Deploying to production
Now that we have an application that works, we can put it up on the internet. This book will cover a few different deployment methods later on, but for now, we're going to use Heroku, a commonly used Platform as a Service host were we can directly upload our application to take care of a lot of the behind the scenes infrastructure level work.
We're going to need to tell Heroku what command to run our Flask application. To date, we've been using the bundled server that comes with Flask to view the application within our own browser, however using it to serve real traffic is discouraged. What we'll do instead is use a production grade server library to serve our application (which Heroku will route end users to).
Herkou is going to look at our requirements.txt
file to see what libraries to install, so we'll need to add our server library called gunicorn to this file.
flask
requests
gunicorn
Then we're going to need to tell Heroku how to run our web application. To use gunicorn, we need to point it to the python file that hosts our Flask application and what variable references the Flask application object.
In addition, we'll want to tell it to listen on the IP address and port 0.0.0.0:5000
which means that it'll be listening and respond on port 5000. Heroku uses that port by default to talk to our application.
Heroku uses a file called a Procfile
(which is short for Process File) and we can define commands under each kind of "worker". To serve a web application, we'll want to define a "web" worker with the gunicorn command. The $PORT environment variable will be specified by Heroku and is what it'll be expecting that our Flask application is serving on.
web: gunicorn --bind 0.0.0.0:$PORT server:app --log-level "debug"
To install the Heroku command line interface, you can go to the download page available at the Heroku website and walk through the installer for your operating system.
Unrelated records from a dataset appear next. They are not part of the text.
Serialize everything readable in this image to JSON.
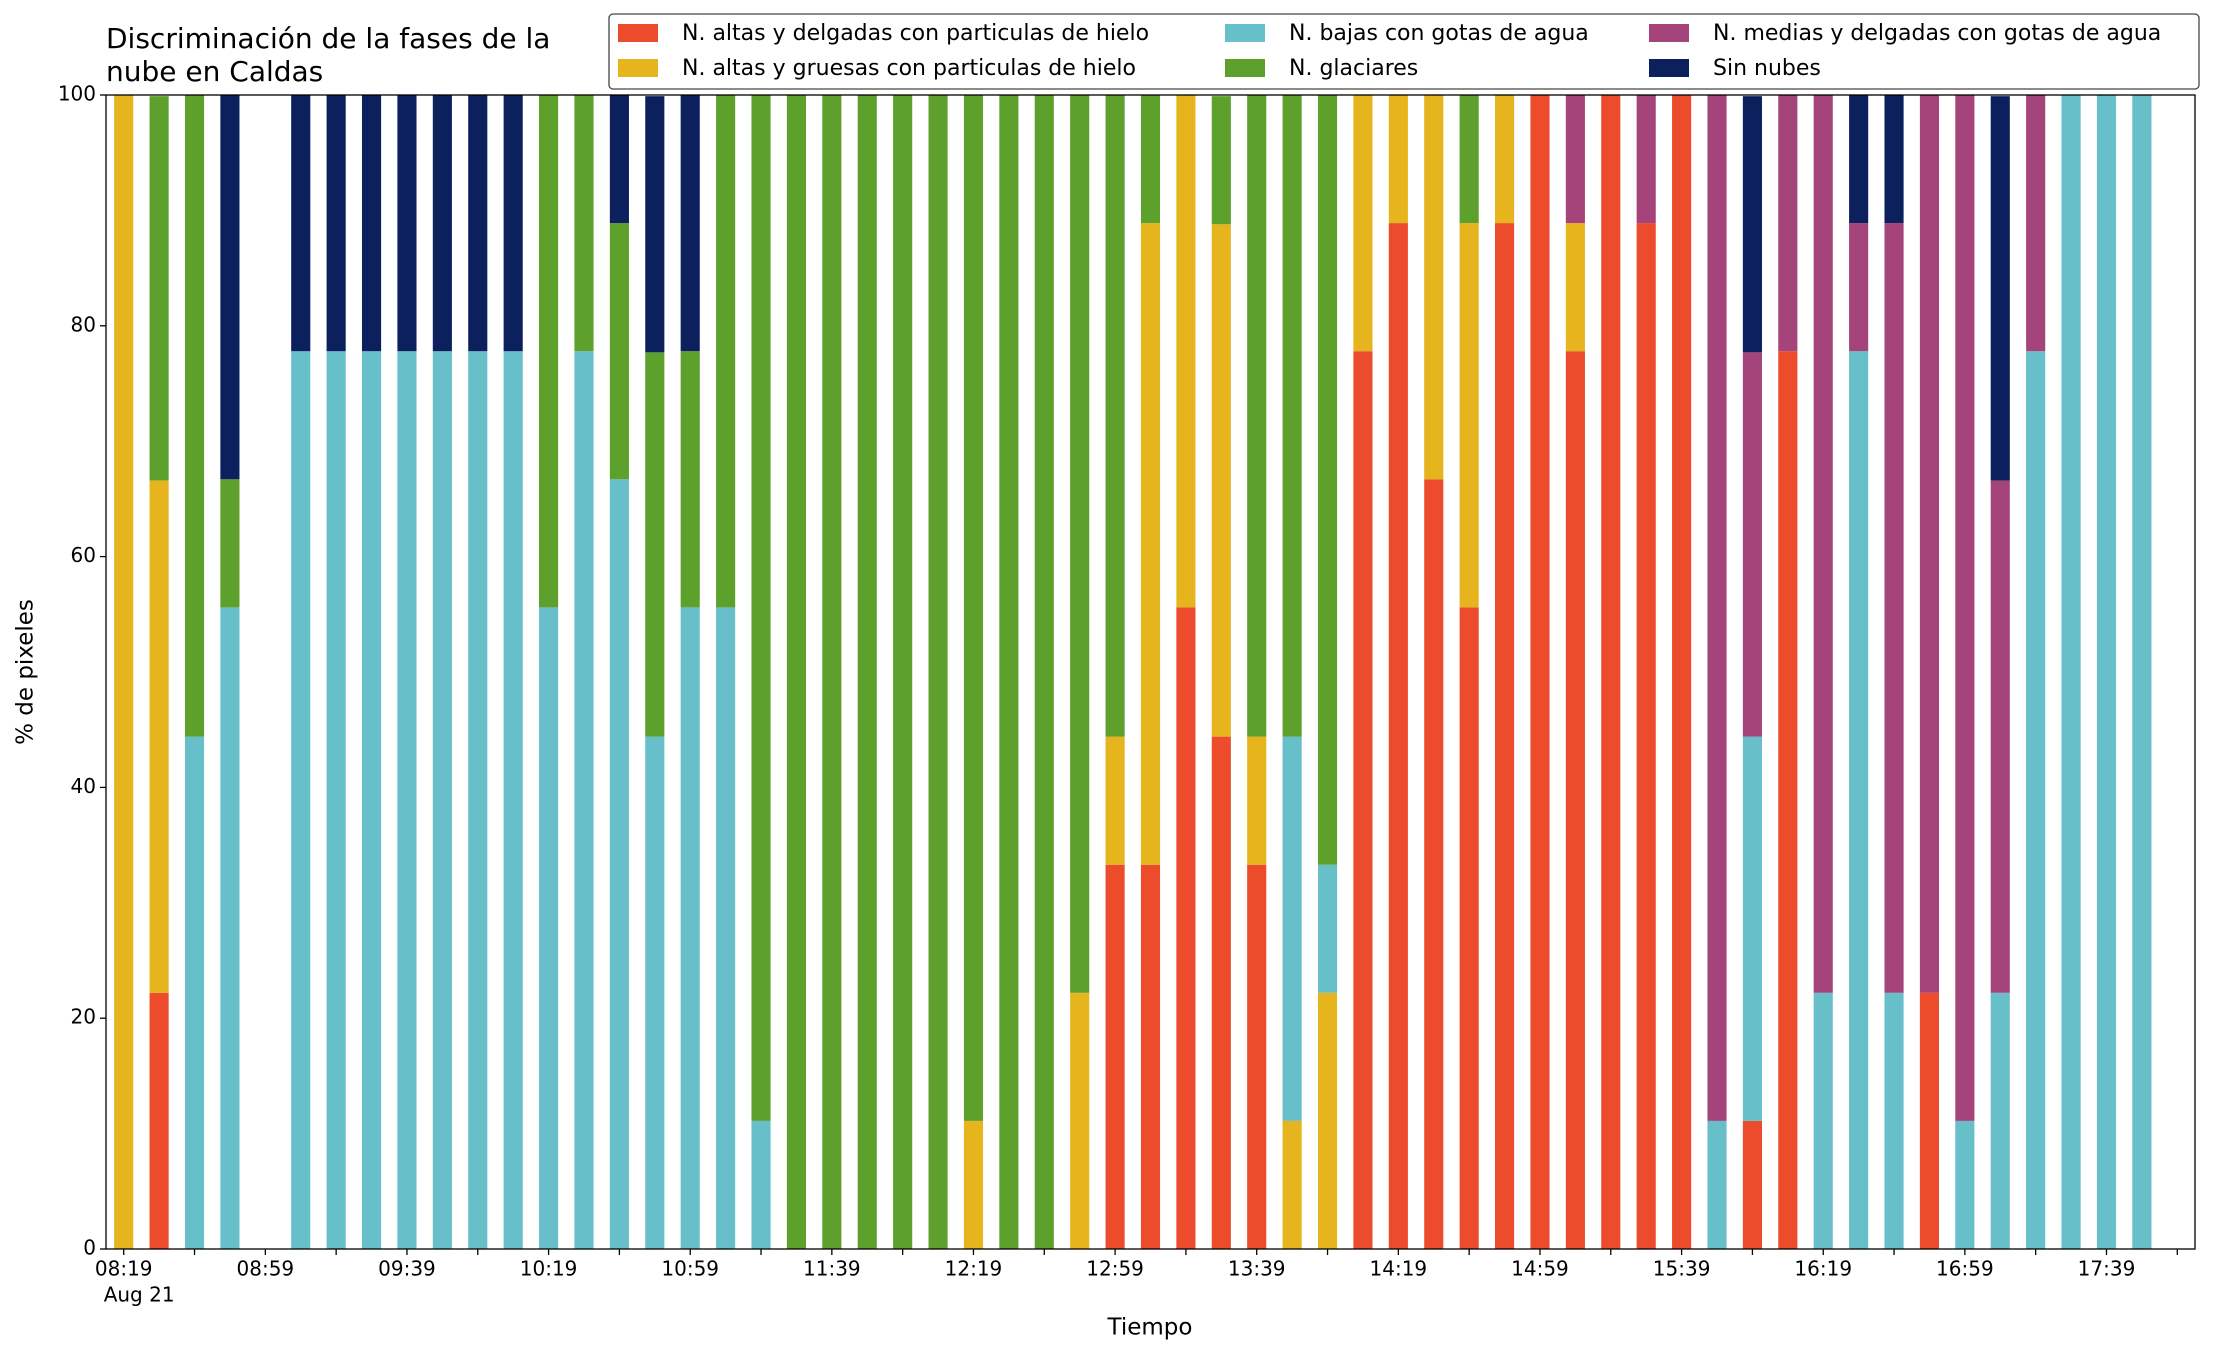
{
  "chart_data": {
    "type": "stacked_bar",
    "title": [
      "Discriminación de la fases de la",
      "nube en Caldas"
    ],
    "x_label": "Tiempo",
    "y_label": "% de pixeles",
    "x_date_label": "Aug 21",
    "categories": [
      "08:19",
      null,
      null,
      null,
      "08:59",
      null,
      null,
      null,
      "09:39",
      null,
      null,
      null,
      "10:19",
      null,
      null,
      null,
      "10:59",
      null,
      null,
      null,
      "11:39",
      null,
      null,
      null,
      "12:19",
      null,
      null,
      null,
      "12:59",
      null,
      null,
      null,
      "13:39",
      null,
      null,
      null,
      "14:19",
      null,
      null,
      null,
      "14:59",
      null,
      null,
      null,
      "15:39",
      null,
      null,
      null,
      "16:19",
      null,
      null,
      null,
      "16:59",
      null,
      null,
      null,
      "17:39",
      null,
      null
    ],
    "ylim": [
      0,
      100
    ],
    "yticks": [
      0,
      20,
      40,
      60,
      80,
      100
    ],
    "series": [
      {
        "name": "N. altas y delgadas con particulas de hielo",
        "color": "#ec4b2c",
        "values": [
          0,
          22.2,
          0,
          0,
          0,
          0,
          0,
          0,
          0,
          0,
          0,
          0,
          0,
          0,
          0,
          0,
          0,
          0,
          0,
          0,
          0,
          0,
          0,
          0,
          0,
          0,
          0,
          0,
          33.3,
          33.3,
          55.6,
          44.4,
          33.3,
          0,
          0,
          77.8,
          88.9,
          66.7,
          55.6,
          88.9,
          100,
          77.8,
          100,
          88.9,
          100,
          0,
          11.1,
          77.8,
          0,
          0,
          0,
          22.2,
          0,
          0,
          0,
          0,
          0,
          0,
          0
        ]
      },
      {
        "name": "N. altas y gruesas con particulas de hielo",
        "color": "#e6b41c",
        "values": [
          100,
          44.4,
          0,
          0,
          0,
          0,
          0,
          0,
          0,
          0,
          0,
          0,
          0,
          0,
          0,
          0,
          0,
          0,
          0,
          0,
          0,
          0,
          0,
          0,
          11.1,
          0,
          0,
          22.2,
          11.1,
          55.6,
          44.4,
          44.4,
          11.1,
          11.1,
          22.2,
          22.2,
          11.1,
          33.3,
          33.3,
          11.1,
          0,
          11.1,
          0,
          0,
          0,
          0,
          0,
          0,
          0,
          0,
          0,
          0,
          0,
          0,
          0,
          0,
          0,
          0,
          0
        ]
      },
      {
        "name": "N. bajas con gotas de agua",
        "color": "#66bfc9",
        "values": [
          0,
          0,
          44.4,
          55.6,
          0,
          77.8,
          77.8,
          77.8,
          77.8,
          77.8,
          77.8,
          77.8,
          55.6,
          77.8,
          66.7,
          44.4,
          55.6,
          55.6,
          11.1,
          0,
          0,
          0,
          0,
          0,
          0,
          0,
          0,
          0,
          0,
          0,
          0,
          0,
          0,
          33.3,
          11.1,
          0,
          0,
          0,
          0,
          0,
          0,
          0,
          0,
          0,
          0,
          11.1,
          33.3,
          0,
          22.2,
          77.8,
          22.2,
          0,
          11.1,
          22.2,
          77.8,
          100,
          100,
          100,
          0
        ]
      },
      {
        "name": "N. glaciares",
        "color": "#5da02c",
        "values": [
          0,
          33.3,
          55.6,
          11.1,
          0,
          0,
          0,
          0,
          0,
          0,
          0,
          0,
          44.4,
          22.2,
          22.2,
          33.3,
          22.2,
          44.4,
          88.9,
          100,
          100,
          100,
          100,
          100,
          88.9,
          100,
          100,
          77.8,
          55.6,
          11.1,
          0,
          11.1,
          55.6,
          55.6,
          66.7,
          0,
          0,
          0,
          11.1,
          0,
          0,
          0,
          0,
          0,
          0,
          0,
          0,
          0,
          0,
          0,
          0,
          0,
          0,
          0,
          0,
          0,
          0,
          0,
          0
        ]
      },
      {
        "name": "N. medias y delgadas con gotas de agua",
        "color": "#a5447a",
        "values": [
          0,
          0,
          0,
          0,
          0,
          0,
          0,
          0,
          0,
          0,
          0,
          0,
          0,
          0,
          0,
          0,
          0,
          0,
          0,
          0,
          0,
          0,
          0,
          0,
          0,
          0,
          0,
          0,
          0,
          0,
          0,
          0,
          0,
          0,
          0,
          0,
          0,
          0,
          0,
          0,
          0,
          11.1,
          0,
          11.1,
          0,
          88.9,
          33.3,
          22.2,
          77.8,
          11.1,
          66.7,
          77.8,
          88.9,
          44.4,
          22.2,
          0,
          0,
          0,
          0
        ]
      },
      {
        "name": "Sin nubes",
        "color": "#0b205c",
        "values": [
          0,
          0,
          0,
          33.3,
          0,
          22.2,
          22.2,
          22.2,
          22.2,
          22.2,
          22.2,
          22.2,
          0,
          0,
          11.1,
          22.2,
          22.2,
          0,
          0,
          0,
          0,
          0,
          0,
          0,
          0,
          0,
          0,
          0,
          0,
          0,
          0,
          0,
          0,
          0,
          0,
          0,
          0,
          0,
          0,
          0,
          0,
          0,
          0,
          0,
          0,
          0,
          22.2,
          0,
          0,
          11.1,
          11.1,
          0,
          0,
          33.3,
          0,
          0,
          0,
          0,
          0
        ]
      }
    ]
  }
}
The full setup instructions for Python applications is available at Heroku's Pytho n Documentation
After following the Heroku CLI setup, the next step to do deploy is run heroku create
within our application folder and then push to a git
repository hosted on Heroku.
(env) $ heroku create
Creating app... done, ⬢ cryptic-reef-51053
https://cryptic-reef-51053.herokuapp.com/ | https://git.heroku.com/crypt
ic-reef-51053.git
(env) $ git init .
Initialized empty Git repository in [your folder]/.git/
(env) $ git add .
(env) $ git commit -m 'Add untracked files'
[master (root-commit) 109b1d4] Add untracked files
6 files changed, 47 insertions(+)
create mode 100644 Procfile
create mode 100644 requirements.txt
create mode 100644 server.py
(env) $ git remote add heroku https://git.heroku.com/cryptic-reef-51053.git
(env) $ git push heroku master
Enumerating objects: 10, done.
Counting objects: 100% (10/10), done.
Delta compression using up to 4 threads
Compressing objects: 100% (7/7), done.
Writing objects: 100% (10/10), 1.79 KiB | 917.00 KiB/s, done.
Total 10 (delta 0), reused 0 (delta 0), pack-reused 0
remote: Compressing source files... done.
remote: Building source:
remote:
remote: -----> Python app detected
remote: -----> Installing python-3.6.10
remote: -----> Installing pip
...
remote: -----> Discovering process types
remote: Procfile declares types -> web
remote:
remote: -----> Compressing...
remote: Done: 45.9M
remote: -----> Launching...
remote: Released v3
remote: https://cryptic-reef-51053.herokuapp.com/ deployed to Heroku
remote:
remote: Verifying deploy... done.
To https://git.heroku.com/cryptic-reef-51053.git
* [new branch] master -> master
You'll get a URL back which now your own web application serving live on the internet!